Mumbai: RBI today hiked the key rate for the first time in over four years — by 0.25 per cent — to curb inflationary pressure from high oil prices, a move which will translate into higher EMIs for home, auto and other loans. With all its members voting for the increasing, the 6-member Monetary Policy Committee (MPC) surprised markets by raising the repo rate, at which it lends to other banks, to 6.25 per cent but kept its policy stance as “neutral”.
The reverse repo rate, at which it borrows from banks, was also raised by similar proportion to 6 per cent. This is the first increase in interest rate since January 28, 2014 when rates were hiked by a similar proportion to 8 per cent. In the subsequent years, RBI cut interest rate on six occasions. In its last revision, on August 2, 2017, rates were cut by 25 basis points to 6 per cent. In the second bi-monthly monetary policy of the 2018-19, RBI saw major upside to inflation from higher oil prices but kept its GDP growth outlook unchanged at 7.4 per cent for the financial year.

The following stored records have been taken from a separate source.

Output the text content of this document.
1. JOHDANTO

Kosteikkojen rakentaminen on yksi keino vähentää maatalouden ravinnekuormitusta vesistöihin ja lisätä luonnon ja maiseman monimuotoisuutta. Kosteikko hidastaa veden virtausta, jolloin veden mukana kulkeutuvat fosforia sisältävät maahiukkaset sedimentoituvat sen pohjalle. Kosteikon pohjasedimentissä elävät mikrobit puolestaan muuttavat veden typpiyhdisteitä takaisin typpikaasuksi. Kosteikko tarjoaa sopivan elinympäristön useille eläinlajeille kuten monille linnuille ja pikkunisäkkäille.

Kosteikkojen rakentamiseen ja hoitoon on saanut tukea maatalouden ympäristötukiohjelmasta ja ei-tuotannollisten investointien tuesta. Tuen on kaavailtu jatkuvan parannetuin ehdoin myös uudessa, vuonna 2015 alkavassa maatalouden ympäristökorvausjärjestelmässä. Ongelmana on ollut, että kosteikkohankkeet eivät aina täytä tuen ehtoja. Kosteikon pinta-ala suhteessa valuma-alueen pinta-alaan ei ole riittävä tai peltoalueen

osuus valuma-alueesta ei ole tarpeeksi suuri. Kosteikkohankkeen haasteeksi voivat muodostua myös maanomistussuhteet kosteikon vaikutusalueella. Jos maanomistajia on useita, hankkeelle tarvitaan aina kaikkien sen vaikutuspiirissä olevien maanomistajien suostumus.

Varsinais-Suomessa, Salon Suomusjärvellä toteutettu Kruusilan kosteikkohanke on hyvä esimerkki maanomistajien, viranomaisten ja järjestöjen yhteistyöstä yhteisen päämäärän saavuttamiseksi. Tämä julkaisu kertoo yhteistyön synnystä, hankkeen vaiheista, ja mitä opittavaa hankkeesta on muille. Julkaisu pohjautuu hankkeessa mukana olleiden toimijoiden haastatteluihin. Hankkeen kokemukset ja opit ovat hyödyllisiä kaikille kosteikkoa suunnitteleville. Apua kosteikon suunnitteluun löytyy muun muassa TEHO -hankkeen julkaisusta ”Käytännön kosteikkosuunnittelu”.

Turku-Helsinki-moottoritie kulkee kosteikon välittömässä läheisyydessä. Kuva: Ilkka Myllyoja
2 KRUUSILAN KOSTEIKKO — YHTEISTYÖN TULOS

Consumer Price Index (CPI) based retail inflation was projected at 4.6 per cent for the April-September period and 4.7 per cent in second half of 2018-19 fiscal. Anticipating firming of interest rate, several banks including SBI, ICICI and Bank of Baroda had in last one week raised lending rates by up to 0.1 per cent making loans costliers for their borrowers. The MPC, headed by RBI Governor Urjit Patel, said it decided to increase the policy repo rate by 25 basis points and keep the stance neutral.

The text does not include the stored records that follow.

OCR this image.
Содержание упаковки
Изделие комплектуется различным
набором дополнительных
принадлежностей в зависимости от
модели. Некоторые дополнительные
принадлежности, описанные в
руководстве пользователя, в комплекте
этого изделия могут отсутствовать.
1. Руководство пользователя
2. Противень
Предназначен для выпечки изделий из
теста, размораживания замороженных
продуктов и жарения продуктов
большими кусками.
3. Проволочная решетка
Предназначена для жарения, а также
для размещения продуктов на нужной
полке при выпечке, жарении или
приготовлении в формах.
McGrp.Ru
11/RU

Consequently, the reverse repo rate under the LAF stands adjusted to 6 per cent, and the marginal standing facility (MSF) rate and the Bank Rate to 6.5 per cent. Patel said the MPC reiterates its commitment to achieving the medium-term target for headline inflation of 4 per cent on a durable basis. The decision of the MPC is consistent with the neutral stance of monetary policy in consonance with the objective of achieving the medium-term target for consumer price index (CPI) inflation of 4 per cent within a band of +/- 2 per cent, while supporting growth, he added.
Headline inflation has been sharper than anticipated and it remained above the 4 per cent target in last 6 months, with RBI maintaining status quo during the period. As per the latest print, retail inflation inched up to 4.58 per cent in April. The domestic economic activity has exhibited sustained revival in recent quarters and the output gap has almost closed, Patel said. Investment activity, in particular, is recovering well and could receive a further boost from swift resolution of distressed sectors of the economy under the Insolvency and Bankruptcy Code, he added.
However, he said: “Geo-political risks, global financial market volatility and the threat of trade protectionism pose headwinds to the domestic recovery.” RBI said the pick-up in the momentum of inflation excluding food, fuel and Housing Rent Allowance has imparted persistence into higher CPI projections for 2018-19. “Crude oil prices have been volatile recently and this imparts considerable uncertainty to the inflation outlook – both on the upside and the downside,” it said.
Since the last MPC meeting in early April, the price of Indian basket of crude surged from USD 66 a barrel to USD 74. Assuring that the RBI would continue to be vigilant on inflation, Patel said that “domestic economic activity has exhibited revival in recent quarters and output gap has almost closed”. Investment activity is recovering well and could get a further boost from resolution of distress sectors of the economy under the Insolvency and Bankruptcy Code.
All members of the MPC Chetan Ghate, Pami Dua, Ravindra H. Dholakia, Michael Debabrata Patra, Viral V Acharya and Urjit Patel voted in favour of the hike in interest rate. The minutes of the MPC’s meeting will be published by June 20, while the third bi-monthly meeting for the current fiscal is scheduled on July 31 and August 1, 2018. The BSE Sensex surged almost 276 points to end above the key 35,000-mark even as the RBI hiked the policy rate by 0.25 per cent on inflation concerns. It saw some decline in day’s gains briefly after the policy announcement but recovered. RBI retained the GDP growth forecast for 2018-19 at 7.4 per cent on hopes of further boost to investments and higher consumption. Besides, it kept its stance neutral.